We’ve already seen a small example of this workflow in the previous section. The original combined diff was the spike branch. The refactor was the first independently reviewable change, which is motivated by the subsequent new feature. The new feature could have been prepared either from scratch, or by rebasing the spike branch off of the final, bug-fixed version of the refactor branch.

Building a working prototype quickly de-risks the project and provides context for a series of small reviews. Those reviews may not be fully self-contained, but they will be understandable. And while spike branch is likely to be long-lived, and long-lived branches can be expensive to maintain, the spike branch’s disposability makes that maintenance largely optional.

Reviewing By Commit

The spike branch process can feel heavyweight, especially in environments where the process of merging approved code is slow.
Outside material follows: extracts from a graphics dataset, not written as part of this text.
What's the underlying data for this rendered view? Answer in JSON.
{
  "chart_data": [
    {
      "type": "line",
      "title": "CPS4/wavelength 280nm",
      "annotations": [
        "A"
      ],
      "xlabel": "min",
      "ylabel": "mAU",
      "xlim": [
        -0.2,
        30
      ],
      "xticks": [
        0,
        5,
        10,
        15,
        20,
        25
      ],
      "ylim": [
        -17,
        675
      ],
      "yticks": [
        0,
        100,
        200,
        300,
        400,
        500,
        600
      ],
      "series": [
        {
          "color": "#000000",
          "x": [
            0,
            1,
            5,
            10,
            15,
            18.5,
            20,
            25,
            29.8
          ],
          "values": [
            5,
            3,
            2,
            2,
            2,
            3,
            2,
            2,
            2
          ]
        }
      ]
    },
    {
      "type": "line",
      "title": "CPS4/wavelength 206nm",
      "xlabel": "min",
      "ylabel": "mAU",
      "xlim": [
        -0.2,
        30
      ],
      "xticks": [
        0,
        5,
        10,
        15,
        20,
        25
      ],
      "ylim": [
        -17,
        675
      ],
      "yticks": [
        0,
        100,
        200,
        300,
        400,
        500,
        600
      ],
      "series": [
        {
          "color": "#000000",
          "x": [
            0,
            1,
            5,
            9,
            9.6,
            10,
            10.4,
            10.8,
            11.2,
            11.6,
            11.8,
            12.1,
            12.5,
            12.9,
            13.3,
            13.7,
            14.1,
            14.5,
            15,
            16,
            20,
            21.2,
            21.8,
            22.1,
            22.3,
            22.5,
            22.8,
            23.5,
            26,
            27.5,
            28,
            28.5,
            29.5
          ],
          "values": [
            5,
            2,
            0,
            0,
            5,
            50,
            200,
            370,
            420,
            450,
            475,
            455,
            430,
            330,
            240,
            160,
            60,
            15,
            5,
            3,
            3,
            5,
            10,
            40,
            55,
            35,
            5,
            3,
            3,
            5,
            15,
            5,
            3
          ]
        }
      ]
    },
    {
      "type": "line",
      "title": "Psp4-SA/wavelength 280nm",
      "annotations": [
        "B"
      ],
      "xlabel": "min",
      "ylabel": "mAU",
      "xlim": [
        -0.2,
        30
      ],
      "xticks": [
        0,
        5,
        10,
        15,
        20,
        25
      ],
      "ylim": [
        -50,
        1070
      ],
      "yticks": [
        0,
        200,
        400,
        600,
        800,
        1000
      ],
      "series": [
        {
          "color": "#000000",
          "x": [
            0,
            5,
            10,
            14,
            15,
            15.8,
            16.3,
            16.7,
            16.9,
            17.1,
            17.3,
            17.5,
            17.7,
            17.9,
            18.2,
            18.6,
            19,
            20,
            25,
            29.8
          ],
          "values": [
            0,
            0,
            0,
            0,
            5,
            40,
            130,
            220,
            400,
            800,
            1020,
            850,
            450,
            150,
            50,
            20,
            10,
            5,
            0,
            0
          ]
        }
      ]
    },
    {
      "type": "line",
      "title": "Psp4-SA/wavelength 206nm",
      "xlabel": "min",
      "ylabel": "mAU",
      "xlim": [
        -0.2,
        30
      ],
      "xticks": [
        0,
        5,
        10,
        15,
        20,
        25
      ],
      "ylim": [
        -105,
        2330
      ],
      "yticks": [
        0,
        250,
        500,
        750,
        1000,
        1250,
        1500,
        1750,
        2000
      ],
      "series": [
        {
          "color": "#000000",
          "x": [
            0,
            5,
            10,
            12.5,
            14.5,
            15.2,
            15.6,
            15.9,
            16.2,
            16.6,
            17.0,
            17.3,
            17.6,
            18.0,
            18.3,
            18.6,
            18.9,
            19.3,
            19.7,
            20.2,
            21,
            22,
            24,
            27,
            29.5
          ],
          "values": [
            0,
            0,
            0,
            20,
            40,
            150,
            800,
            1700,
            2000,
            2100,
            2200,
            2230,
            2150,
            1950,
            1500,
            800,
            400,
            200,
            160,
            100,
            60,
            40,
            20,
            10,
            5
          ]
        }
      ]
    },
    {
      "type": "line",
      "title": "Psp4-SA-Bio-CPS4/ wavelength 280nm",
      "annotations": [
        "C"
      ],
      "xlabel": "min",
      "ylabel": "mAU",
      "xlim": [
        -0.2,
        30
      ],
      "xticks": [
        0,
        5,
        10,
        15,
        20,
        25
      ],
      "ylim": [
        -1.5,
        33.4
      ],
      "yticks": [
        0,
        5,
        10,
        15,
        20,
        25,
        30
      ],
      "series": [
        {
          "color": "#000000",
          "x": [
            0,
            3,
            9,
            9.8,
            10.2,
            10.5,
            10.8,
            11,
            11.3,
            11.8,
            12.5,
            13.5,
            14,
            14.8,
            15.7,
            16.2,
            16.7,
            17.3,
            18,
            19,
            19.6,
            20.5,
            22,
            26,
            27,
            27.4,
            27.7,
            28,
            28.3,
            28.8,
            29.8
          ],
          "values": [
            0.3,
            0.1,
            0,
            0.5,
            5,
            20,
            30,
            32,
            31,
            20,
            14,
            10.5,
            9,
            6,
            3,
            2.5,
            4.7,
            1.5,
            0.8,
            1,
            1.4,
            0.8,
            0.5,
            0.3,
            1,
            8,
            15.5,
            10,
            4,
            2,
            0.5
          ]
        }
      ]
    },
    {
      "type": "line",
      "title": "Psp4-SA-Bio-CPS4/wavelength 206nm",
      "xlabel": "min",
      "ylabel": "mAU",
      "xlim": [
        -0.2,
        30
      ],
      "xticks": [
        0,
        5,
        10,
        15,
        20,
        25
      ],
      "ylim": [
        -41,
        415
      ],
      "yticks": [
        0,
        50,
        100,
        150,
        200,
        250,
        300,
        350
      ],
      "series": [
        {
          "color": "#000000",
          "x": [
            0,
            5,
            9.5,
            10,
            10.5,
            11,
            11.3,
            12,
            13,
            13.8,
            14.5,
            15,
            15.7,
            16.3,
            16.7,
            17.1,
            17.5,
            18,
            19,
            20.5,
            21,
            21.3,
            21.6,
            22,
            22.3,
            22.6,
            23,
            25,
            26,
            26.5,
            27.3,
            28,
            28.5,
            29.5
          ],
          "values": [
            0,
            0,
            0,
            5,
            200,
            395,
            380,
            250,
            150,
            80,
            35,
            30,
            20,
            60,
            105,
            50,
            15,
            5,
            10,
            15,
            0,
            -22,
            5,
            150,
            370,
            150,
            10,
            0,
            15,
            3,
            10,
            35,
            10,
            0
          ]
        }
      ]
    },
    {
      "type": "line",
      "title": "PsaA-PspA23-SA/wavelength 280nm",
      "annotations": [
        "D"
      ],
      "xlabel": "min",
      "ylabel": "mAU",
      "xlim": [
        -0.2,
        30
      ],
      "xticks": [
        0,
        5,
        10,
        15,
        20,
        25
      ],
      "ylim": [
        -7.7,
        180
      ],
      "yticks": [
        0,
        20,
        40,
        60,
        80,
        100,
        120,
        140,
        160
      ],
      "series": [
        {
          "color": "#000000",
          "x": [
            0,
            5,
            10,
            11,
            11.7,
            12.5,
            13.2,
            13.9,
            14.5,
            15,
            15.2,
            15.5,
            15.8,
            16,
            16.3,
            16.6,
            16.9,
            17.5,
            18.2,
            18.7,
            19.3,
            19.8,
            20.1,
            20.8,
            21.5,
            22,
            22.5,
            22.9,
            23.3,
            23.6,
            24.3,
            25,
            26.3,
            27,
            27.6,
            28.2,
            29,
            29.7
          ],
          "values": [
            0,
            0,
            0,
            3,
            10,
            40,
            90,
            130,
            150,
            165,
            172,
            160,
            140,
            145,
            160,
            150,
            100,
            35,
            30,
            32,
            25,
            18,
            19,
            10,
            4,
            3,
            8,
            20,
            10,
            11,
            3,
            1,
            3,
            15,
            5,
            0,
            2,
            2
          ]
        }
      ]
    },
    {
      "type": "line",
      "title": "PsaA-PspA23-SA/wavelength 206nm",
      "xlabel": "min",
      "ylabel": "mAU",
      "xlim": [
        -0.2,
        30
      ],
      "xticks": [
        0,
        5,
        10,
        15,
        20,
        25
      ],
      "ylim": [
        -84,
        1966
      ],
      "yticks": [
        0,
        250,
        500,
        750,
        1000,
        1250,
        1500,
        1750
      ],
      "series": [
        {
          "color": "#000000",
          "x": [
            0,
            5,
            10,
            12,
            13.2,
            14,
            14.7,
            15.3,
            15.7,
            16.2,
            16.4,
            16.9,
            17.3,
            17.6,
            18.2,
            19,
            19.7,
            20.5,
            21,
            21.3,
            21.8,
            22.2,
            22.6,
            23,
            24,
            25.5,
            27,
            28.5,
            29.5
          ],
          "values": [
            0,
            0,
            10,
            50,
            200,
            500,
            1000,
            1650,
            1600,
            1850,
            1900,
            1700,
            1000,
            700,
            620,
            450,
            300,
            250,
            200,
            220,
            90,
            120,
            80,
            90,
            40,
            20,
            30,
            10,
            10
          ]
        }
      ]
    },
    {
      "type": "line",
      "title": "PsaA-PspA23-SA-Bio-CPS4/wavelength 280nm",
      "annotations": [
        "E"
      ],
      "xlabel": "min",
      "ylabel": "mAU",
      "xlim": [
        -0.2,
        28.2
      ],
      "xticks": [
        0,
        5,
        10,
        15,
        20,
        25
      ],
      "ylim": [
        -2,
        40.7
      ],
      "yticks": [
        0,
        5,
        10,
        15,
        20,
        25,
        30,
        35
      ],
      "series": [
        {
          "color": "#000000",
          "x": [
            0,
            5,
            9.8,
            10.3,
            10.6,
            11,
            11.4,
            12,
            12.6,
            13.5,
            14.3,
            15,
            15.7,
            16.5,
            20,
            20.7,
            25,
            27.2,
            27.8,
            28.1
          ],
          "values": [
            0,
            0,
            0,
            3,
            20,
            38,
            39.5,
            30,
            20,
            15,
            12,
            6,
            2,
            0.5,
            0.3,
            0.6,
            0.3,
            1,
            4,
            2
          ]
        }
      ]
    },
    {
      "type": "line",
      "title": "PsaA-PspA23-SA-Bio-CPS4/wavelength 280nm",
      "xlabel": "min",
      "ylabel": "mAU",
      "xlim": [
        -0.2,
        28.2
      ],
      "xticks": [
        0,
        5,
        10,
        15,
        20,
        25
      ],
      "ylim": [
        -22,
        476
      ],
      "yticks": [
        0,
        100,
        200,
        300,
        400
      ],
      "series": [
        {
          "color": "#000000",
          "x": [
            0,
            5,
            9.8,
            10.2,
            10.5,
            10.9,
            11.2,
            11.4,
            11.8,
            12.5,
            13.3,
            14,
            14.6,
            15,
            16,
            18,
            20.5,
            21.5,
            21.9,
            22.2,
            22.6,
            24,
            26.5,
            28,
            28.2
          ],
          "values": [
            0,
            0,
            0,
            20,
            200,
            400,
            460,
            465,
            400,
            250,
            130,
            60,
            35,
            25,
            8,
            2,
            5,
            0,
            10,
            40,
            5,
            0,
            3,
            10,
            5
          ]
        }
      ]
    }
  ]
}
One alternative is to submit one branch for review with self-contained, independently reviewable commits. Beyond reducing the number of merge-and-rebase cycles, the benefit of this approach is that the reviewer may be able to keep more context in short-term memory than if each change were reviewed independently. However, most CI systems don't automatically perform quality checks on every commit, which sacrifices some self-containedness. The reviewer may have nontrivial feedback, and keeping track of the approval state for each commit and its revisions quickly becomes a burden. Back-and-forths about any one commit delays merging all of them, preventing everyone from benefiting from changes that are otherwise ready to ship. This technique is safe to avoid, and best reserved for those niche situations where you have a series of simple, non-controversial changes that build on top of one another, and remain small even when taken together.

Putting it All Together

Your goal is to make code review as simple and straightforward for the reviewer as possible. We've seen that lines of code is an imperfect measure of complexity, and that there are some techniques you can use to manage that complexity. Avoid combining multiple unrelated changes into the same review. Even though "is this best thought of as one change or as multiple changes?" can sometimes have a subjective answer, if you find yourself refactoring at the same time as doing feature work or bug fixes, you know that the answer to that question is "multiple changes.” If, while developing, you find yourself changing lots of things because you won't know for sure how everything should look until all of it’s done: don't sweat it. Just split it into pieces when you’re done, make sure that each piece passes quality checks, and link to whatever is yet-to-be-reviewed-so-far for context when helpful.